SELECT distinct name
FROM simple_table t1
WHERE name IS NOT null
AND LENGTH(name) = 3
AND NOT EXISTS (
SELECT 1
FROM simple_table t2
WHERE ( t2.name LIKE '%' || ':' || t1.name || '%'
OR t2.name LIKE '%' || t1.name || ':' || '%'
)
)
请注意,这并非完全没有错误-例如它将匹配“ 22”到“ 222:3333”。
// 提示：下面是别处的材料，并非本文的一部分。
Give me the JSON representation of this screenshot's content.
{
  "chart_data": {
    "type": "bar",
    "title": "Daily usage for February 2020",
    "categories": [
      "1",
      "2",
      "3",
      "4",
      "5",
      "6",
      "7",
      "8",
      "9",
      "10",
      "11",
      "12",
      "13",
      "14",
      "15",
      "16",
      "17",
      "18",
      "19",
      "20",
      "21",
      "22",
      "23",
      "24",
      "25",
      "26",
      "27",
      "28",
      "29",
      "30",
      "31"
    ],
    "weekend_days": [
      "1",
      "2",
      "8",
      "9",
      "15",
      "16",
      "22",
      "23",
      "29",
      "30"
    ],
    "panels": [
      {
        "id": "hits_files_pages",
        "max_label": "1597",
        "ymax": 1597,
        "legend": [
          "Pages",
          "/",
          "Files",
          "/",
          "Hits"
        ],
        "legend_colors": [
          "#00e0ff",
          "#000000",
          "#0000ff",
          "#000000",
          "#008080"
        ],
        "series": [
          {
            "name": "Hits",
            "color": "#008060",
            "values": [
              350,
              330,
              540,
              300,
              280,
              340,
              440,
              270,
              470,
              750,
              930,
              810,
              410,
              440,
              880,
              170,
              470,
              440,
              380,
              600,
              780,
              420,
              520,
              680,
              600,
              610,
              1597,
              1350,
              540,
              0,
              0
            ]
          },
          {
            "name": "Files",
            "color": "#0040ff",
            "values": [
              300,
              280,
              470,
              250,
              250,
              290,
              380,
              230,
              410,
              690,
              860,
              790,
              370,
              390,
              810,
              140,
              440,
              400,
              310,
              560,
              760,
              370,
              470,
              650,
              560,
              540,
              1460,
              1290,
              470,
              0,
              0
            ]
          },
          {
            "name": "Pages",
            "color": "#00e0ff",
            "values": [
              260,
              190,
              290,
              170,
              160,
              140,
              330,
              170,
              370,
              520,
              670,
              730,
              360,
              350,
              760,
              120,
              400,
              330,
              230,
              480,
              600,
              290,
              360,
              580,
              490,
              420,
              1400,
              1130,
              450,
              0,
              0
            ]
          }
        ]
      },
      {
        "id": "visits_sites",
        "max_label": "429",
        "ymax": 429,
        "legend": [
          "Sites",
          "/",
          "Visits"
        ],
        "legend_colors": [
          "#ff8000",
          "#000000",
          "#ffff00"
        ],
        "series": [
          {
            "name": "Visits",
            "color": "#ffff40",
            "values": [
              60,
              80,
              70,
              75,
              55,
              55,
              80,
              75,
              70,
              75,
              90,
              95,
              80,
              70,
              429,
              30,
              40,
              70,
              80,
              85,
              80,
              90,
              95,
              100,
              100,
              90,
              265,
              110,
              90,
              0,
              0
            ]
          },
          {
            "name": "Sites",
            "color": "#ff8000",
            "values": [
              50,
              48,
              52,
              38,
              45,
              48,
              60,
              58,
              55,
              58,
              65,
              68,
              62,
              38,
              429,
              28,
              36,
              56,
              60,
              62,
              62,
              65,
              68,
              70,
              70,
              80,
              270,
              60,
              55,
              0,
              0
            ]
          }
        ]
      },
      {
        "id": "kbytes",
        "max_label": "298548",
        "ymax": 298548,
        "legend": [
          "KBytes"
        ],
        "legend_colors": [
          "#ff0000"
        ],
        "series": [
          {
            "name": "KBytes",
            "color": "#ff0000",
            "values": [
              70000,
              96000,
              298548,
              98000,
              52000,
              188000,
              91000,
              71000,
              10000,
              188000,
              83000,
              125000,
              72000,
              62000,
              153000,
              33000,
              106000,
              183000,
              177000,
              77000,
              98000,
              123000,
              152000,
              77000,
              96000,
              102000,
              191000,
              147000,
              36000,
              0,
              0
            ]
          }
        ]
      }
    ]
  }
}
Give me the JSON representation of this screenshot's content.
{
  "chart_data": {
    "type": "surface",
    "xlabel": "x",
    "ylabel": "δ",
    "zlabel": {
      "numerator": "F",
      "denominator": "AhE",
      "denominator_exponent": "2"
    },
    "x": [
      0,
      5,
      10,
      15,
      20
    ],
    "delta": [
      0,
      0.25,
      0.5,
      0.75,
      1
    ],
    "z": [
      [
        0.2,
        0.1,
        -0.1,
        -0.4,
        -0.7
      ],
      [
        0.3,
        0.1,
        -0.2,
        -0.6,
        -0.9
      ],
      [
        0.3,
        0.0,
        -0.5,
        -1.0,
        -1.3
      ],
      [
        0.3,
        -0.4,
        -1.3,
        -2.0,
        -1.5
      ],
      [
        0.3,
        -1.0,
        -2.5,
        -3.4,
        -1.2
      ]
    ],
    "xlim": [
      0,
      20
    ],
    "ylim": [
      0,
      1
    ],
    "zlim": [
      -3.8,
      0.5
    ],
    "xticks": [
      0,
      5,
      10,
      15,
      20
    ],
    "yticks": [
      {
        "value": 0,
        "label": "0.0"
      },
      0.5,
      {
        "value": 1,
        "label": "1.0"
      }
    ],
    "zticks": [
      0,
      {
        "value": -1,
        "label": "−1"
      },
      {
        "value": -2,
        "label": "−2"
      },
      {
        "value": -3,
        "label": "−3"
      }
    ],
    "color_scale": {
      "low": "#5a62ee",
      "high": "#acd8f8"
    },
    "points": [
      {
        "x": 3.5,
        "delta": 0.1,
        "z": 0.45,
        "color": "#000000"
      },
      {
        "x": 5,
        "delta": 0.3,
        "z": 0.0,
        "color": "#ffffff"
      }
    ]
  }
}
如果要更精确,则需要将查询修改为"%:X:%" OR "%:X" OR "X:%"
这是设置:
CREATE TABLE simple_table (
name VARCHAR2(20) NULL
);
INSERT INTO simple_table VALUES ('222');
INSERT INTO simple_table VALUES ('123');
INSERT INTO simple_table VALUES ('334');
INSERT INTO simple_table VALUES ('001');
INSERT INTO simple_table VALUES ('002');
INSERT INTO simple_table VALUES ('334:555');
INSERT INTO simple_table VALUES ('334:001');
INSERT INTO simple_table VALUES ('777:002');
结果是(来自SQL Fiddle http://sqlfiddle.com/#!4/5f88f/16)
222
123
答案 1 :(得分:2)
按照我在注释中提到的线程中的说明进行操作,我有以下解决方案:
SELECT t1.name
FROM myTable t1
WHERE LENGTH(name) = 3
AND t1.name NOT IN (
SELECT DISTINCT REGEXP_SUBSTR(t2.name, '[^:]+', 1, LEVEL) AS data
FROM myTable t2
WHERE LENGTH(t2.name) > 3
CONNECT BY REGEXP_SUBSTR(t2.name, '[^:]+', 1, LEVEL) IS NOT NULL
);
以下是此操作的演示:SQLFiddle
答案 2 :(得分:1)
使用not exists
,但我会这样说:
SELECT DISTINCT st.name
FROM simple_table st
WHERE LENGTH(st.name) = 3 AND
NOT EXISTS (SELECT 1
FROM simple_table st2
WHERE LENGTH(st2.name) > 3 AND
':' || st2.name || ':' LIKE ':%' || st.name || ':%'
);
通过在字符串的开头和结尾添加定界符,可以说明较长字符串的开头和结尾的名称。